Hwange National Park


Book your Hwange National Park Safari Holiday with Pure Africa Experiences. Visit Hwange National Park in Zimbabwe on a tailor-made tour or safari holiday. There are a number of accommodation options on a Hwange National Park Safari. Hwange National Park is a haven for over 100 mammal and 400 bird species. The Park protects populations of all of Zimbabwe’s endangered species. Elephants, numbering in excess of 20,000 and what is thought to be one of the largest populations of African Wild Dog in the world. Large prides of lion and buffalo are frequently seen in Hwange National Park. You also have a good chance of spotting leopard as well as cheetah and spotted hyena. Hwange National Park is a fantastic destination for a private safari experience.

 

Hwange National Park

Hwange is Zimbabwe’s largest National Park.
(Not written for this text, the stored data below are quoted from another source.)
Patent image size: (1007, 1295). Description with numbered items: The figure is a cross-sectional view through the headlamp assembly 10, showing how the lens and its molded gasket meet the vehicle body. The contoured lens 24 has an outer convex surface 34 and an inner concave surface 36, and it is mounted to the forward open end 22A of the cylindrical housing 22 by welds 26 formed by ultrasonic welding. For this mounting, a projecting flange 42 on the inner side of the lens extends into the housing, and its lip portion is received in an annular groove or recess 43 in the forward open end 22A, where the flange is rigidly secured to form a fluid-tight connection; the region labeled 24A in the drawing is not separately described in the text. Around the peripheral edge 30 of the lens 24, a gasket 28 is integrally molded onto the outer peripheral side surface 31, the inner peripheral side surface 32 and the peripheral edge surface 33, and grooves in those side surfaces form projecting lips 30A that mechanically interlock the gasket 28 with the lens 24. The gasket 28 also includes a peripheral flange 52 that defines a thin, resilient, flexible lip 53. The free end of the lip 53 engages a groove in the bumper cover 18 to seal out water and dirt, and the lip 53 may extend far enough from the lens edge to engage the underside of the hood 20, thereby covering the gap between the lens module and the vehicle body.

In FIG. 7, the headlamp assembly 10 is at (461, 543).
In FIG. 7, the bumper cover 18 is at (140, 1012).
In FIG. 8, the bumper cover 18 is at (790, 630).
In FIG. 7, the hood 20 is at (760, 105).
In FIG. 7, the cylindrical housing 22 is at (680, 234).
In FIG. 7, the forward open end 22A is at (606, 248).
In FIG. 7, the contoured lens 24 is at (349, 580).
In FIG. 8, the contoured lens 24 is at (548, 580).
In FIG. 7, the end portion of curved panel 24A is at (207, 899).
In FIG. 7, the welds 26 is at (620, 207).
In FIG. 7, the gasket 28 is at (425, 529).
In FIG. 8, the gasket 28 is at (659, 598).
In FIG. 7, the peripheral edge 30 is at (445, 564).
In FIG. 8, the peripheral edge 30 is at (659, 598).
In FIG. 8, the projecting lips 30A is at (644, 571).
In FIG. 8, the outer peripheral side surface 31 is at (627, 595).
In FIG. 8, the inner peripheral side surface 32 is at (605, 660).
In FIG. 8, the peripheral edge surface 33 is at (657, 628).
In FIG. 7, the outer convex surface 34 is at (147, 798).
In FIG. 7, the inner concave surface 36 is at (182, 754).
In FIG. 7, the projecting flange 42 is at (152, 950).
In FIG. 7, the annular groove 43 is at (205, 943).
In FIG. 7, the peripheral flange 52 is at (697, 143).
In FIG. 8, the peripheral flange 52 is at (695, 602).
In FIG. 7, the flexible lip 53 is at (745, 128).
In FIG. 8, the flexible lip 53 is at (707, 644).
The Park accounts for an area of 14,651km². Hwange is located in the northwest corner of Zimbabwe and about one hour south of the magnificent Victoria Falls. This makes it the perfect safari combination with Victoria Falls.

 

Formerly occupied by the San Bushmen, the Nhanzwa, and latterly the royal hunting ground for Matabele King, Mzilikazi. The area was finally gazetted for wildlife conservation in 1928 and then called Wankie Game Reserve. The first warden was 22-year-old Ted Davidson. The reserve was created simply because the land was deemed to be unsuitable for agriculture, with its poor soils and scarce water supplies. With neighboring Robins Game sanctuary, it became a National Park under the National Park Act of 1949. Originally Robins Game Sanctuary belonged to HG Robins, a cattle rancher.

 

Ted Davidson walked across most of Hwange National Park’s immense area during the years 1928-1929. He discovered that wildlife was almost non-existent. The once teeming population of elephants was estimated to be less than 1000, and the black and white rhinoceros had been eliminated. With water being the critical element, Ted Davidson set upon creating over 60 new artificial pans, which helped to boost wildlife numbers now able to access drier parts of the Park. To this day, water remains a critical factor and is vital to the survival of the Park. Thanks to individual organizations such as Friends of Hwange, many of the waterholes are still functioning today.